Justin Taylan, accusé par Hagen d'attiser les controverses, affirme qu'il a été dévasté par le retrait de l'avion du marais. Il soutient qu'il y avait atteint un "équilibre" qui l'aurait plus ou moins préservé pendant des années.
Il y a quelques mois, il a affrété un bateau pour en avoir un aperçu sur les quais. "C’était triste", at-il déclaré, rappelant la vue du fuselage sans ailes ni queue. "C'était comme si on voyait une statue classique sans bras ni jambes." Mais il s’est consolé en une chose: "C’est un fantôme, et son esprit ne semble avoir grandi."

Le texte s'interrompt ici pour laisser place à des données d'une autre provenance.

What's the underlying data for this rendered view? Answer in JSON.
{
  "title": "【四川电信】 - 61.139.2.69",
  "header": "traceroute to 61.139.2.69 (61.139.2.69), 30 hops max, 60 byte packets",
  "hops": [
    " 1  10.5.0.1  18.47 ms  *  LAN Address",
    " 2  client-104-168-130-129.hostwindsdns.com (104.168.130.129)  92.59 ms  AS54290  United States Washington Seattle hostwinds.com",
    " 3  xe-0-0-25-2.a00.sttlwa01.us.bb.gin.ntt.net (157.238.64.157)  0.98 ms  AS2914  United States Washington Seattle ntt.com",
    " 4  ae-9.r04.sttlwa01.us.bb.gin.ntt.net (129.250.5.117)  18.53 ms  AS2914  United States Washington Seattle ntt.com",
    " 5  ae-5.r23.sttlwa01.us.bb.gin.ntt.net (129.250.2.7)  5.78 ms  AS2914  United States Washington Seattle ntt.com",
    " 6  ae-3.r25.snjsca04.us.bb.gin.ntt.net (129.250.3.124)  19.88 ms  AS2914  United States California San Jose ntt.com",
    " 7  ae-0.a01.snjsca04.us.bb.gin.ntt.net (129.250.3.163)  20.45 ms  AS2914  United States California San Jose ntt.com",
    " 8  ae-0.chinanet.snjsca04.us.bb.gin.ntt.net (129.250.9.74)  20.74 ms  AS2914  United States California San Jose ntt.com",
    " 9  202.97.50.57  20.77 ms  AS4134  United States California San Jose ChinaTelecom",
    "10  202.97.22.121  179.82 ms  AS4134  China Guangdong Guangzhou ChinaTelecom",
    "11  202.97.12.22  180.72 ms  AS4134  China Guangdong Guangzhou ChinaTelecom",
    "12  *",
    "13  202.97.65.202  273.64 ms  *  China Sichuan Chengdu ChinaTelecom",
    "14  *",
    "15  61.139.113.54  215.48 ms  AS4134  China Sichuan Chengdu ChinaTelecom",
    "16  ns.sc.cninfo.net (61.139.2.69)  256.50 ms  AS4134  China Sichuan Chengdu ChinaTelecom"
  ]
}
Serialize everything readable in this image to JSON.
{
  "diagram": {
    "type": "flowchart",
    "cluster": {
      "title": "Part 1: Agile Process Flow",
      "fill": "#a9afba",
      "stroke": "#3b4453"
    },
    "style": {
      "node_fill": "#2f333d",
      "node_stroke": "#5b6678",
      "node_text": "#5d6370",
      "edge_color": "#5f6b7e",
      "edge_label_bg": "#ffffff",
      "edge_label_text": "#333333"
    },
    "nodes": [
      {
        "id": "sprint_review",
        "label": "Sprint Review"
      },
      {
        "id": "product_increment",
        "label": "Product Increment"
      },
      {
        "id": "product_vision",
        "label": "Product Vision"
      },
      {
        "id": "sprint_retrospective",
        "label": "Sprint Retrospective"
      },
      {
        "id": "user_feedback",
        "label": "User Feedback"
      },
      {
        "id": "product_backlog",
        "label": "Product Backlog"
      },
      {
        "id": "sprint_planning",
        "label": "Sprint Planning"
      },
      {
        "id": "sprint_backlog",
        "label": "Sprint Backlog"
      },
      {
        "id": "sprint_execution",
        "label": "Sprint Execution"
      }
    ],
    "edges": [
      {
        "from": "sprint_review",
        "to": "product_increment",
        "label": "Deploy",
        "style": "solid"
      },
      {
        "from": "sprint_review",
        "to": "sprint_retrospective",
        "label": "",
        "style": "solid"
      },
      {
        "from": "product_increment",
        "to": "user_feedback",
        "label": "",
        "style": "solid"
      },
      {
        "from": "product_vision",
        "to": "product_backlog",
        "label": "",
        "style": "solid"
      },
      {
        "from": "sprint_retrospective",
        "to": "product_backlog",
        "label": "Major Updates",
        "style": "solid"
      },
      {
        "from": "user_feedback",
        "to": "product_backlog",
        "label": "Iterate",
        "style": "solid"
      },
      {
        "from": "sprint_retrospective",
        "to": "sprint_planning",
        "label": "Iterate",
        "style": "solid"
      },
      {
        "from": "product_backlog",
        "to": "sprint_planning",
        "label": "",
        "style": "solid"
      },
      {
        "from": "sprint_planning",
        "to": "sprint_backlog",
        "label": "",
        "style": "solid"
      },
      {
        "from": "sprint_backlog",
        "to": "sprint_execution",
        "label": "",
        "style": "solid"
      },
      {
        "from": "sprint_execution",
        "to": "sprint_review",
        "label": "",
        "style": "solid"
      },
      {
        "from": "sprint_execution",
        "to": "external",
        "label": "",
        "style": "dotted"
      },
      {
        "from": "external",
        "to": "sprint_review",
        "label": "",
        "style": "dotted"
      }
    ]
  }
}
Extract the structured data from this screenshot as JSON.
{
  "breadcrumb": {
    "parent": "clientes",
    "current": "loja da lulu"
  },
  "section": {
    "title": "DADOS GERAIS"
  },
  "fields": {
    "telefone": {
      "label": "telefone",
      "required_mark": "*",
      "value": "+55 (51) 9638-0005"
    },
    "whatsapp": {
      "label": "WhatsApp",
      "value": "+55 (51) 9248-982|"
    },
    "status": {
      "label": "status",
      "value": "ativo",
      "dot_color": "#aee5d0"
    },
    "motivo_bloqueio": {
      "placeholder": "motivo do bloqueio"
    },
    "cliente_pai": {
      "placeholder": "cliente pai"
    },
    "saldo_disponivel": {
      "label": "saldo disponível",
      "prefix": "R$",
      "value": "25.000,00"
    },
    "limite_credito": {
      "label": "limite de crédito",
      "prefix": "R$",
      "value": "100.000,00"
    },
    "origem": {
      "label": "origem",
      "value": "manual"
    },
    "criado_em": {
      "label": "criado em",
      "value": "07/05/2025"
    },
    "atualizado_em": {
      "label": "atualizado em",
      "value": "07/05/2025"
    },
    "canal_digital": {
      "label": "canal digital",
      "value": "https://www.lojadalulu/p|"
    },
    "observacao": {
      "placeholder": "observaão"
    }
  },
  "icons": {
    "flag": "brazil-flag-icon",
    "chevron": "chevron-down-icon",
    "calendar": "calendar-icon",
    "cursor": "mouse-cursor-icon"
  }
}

Les seules personnes qui semblent totalement désintéressées de l'avenir de l'avion sont les trois membres d'équipage survivants. "Après tant d'années et de discussions, j'en ai marre d'en parler", a déclaré George Munroe. "Beaucoup de gens ont été pris avec cet avion, ce qui me déconcerte. Je ne suis tout simplement pas très intéressé. Pour moi, c'est simplement une anecdote. Nous n'étions certainement pas si héroïques. Aucun d'entre nous n'a sauvé une jeune fille dans un immeuble en feu."
Une semaine après mon retour de PNG, j'ai rencontré un de mes fantômes. Je suis tombé sur le nom du pilote du Swamp Ghost, Fred Eaton, décédé en mars 1994. Il avait été écrit le 9 juin 1942 dans un cahier de mon père que ma famille avait gardé pendant plus de six décennies. Il a sûrement rencontré Eaton sur l'un des aérodromes où il s'est entretenu avec des pilotes à la recherche d'histoires à caractère humain à envoyer au Times . Son écriture était oblique et, à première vue, se dépêchait. Après le nom du pilote, il a simplement écrit: "Amenez le bateau à fond d'eau. Deux jours à couper à travers l'herbe haute". Rien d'autre. Mon père est apparemment allé interroger d'autres personnes. Quelle histoire il a ratée.
John Darnton a été correspondant et éditeur au New York Times pendant 39 ans. Il a également écrit quatre romans.